Midstream operators are executing on short-term actions to increase their immediate takeaway capacity, at the same time they proceed with their long-term expansion plans.
Among the largest projects soon in service (see chart), Midland-to-Sealy and BridgeTex are expansion projects that are adding capacity to existing pipelines. The number of new projects approaches 20 pipelines/extensions that are planned to be ready by 2020. Not all of these will be built; experts point out that margins on many of the projects are expected to be very low due to high competition for existing customers.
By using Rextag’s pipeline mapping database, you can easy visualize the scale of the proposed infrastructure.
Some operators make adjustments to increase the throughput of crude in their existing systems. Using DRA (drag-reducing agents) for this purpose is one solution. This does not require long-term and costly changes but rather looks like an ongoing improvement. Enterprise Products is trying another approach by converting one of two (Seminole or Chaparral) natural gas pipelines into a crude oil line.
Midstream operators also turn to local producers to tackle the problems. A ”quick-fix” solution is to build additional local gathering pipelines that help producers better access local markets. This can often be done “within the approved budget” and in reasonable time.
Industry analysts often turn to data providers such as Rextag to better understand a region’s growth history and its infrastructure bottlenecks.

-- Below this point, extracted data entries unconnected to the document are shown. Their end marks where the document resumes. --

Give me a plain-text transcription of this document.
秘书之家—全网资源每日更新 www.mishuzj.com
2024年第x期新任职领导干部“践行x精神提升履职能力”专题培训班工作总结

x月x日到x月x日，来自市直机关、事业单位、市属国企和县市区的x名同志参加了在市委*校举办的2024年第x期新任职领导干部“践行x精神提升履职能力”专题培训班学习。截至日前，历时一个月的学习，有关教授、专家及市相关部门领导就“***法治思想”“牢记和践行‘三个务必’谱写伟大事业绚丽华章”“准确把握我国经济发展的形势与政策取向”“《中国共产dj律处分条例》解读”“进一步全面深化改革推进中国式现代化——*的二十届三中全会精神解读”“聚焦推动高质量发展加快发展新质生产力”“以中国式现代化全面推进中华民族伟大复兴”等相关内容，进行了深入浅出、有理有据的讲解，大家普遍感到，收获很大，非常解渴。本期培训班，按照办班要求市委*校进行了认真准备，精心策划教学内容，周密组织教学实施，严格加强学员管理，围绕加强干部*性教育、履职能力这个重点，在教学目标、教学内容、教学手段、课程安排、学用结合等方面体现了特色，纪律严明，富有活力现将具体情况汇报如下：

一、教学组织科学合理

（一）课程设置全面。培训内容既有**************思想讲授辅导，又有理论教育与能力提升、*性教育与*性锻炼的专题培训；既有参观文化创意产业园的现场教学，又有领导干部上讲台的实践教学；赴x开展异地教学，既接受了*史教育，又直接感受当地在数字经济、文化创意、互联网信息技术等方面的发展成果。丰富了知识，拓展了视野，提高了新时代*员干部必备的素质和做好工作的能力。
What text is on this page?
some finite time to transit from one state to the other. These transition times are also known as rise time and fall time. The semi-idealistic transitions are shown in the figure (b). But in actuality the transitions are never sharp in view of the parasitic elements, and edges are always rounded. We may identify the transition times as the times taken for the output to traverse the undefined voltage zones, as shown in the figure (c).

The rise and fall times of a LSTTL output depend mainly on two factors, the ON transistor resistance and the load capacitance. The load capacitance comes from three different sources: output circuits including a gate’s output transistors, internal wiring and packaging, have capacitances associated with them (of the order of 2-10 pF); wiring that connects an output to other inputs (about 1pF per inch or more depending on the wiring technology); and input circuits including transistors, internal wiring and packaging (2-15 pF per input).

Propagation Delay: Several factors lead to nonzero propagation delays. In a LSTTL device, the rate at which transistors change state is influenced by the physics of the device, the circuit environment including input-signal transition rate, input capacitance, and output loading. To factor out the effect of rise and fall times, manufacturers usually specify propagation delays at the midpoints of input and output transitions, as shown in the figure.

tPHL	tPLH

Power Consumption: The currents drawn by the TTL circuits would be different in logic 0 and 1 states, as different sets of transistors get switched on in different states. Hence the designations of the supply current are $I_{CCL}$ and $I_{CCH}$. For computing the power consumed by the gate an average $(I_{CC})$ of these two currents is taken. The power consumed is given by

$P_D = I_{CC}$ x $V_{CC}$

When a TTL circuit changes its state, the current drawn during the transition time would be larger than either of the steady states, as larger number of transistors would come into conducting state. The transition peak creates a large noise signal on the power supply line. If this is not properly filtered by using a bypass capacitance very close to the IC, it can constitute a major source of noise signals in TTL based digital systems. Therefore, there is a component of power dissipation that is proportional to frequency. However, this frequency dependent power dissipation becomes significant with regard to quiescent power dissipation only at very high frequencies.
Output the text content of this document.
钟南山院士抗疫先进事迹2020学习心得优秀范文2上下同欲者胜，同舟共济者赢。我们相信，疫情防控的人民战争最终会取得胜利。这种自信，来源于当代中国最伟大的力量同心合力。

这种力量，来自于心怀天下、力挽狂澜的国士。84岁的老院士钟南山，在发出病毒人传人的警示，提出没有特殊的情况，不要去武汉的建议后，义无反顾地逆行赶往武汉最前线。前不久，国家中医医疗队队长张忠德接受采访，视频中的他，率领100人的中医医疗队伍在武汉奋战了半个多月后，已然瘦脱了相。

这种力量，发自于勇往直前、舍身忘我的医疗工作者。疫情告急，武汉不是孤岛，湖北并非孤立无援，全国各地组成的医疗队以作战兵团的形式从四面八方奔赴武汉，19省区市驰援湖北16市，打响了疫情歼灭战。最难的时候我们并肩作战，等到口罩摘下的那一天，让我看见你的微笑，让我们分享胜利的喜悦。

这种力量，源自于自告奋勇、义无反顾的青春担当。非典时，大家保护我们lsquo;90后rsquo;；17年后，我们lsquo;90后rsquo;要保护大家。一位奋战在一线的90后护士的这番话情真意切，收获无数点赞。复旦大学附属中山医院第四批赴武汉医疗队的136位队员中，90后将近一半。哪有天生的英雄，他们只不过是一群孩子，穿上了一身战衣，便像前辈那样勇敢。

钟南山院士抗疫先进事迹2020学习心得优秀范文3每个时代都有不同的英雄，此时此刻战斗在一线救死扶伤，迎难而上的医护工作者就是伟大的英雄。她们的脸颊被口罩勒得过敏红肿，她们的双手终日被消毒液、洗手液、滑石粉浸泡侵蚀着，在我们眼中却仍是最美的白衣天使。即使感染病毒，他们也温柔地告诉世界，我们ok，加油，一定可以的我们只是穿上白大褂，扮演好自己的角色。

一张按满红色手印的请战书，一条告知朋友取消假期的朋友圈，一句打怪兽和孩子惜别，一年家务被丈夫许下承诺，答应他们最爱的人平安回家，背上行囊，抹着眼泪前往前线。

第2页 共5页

As an illustration, you can see in the animation below how the industry has responded over the past 10 years for the Eagle Ford build-out.
Are any lessons already available for us?
Yes, there are some. Two conclusions seem obvious:
- While global forecasting again misses the desired level of precision (and may do that again and again), what counts as a big plus is the industry’s flexibility. This is the flexibility of producers that can use all modes of transportation and that are ready to take risks on price differentials. This is also the flexibility of midstream players that are ready to get the maximum out of a situation by boosting capacity and building those extra local gathering paths for smaller producers.
- You are always better off having a data-based plan than having no plan at all. Our highly competitive industry often finds itself fragmented when a cohesive and harmonious response to crises is most needed. Yet, there is a way to unite us all: it is using and letting others make use of accurate and integrated industrial data.
So, united with expertise and good-quality data we stand!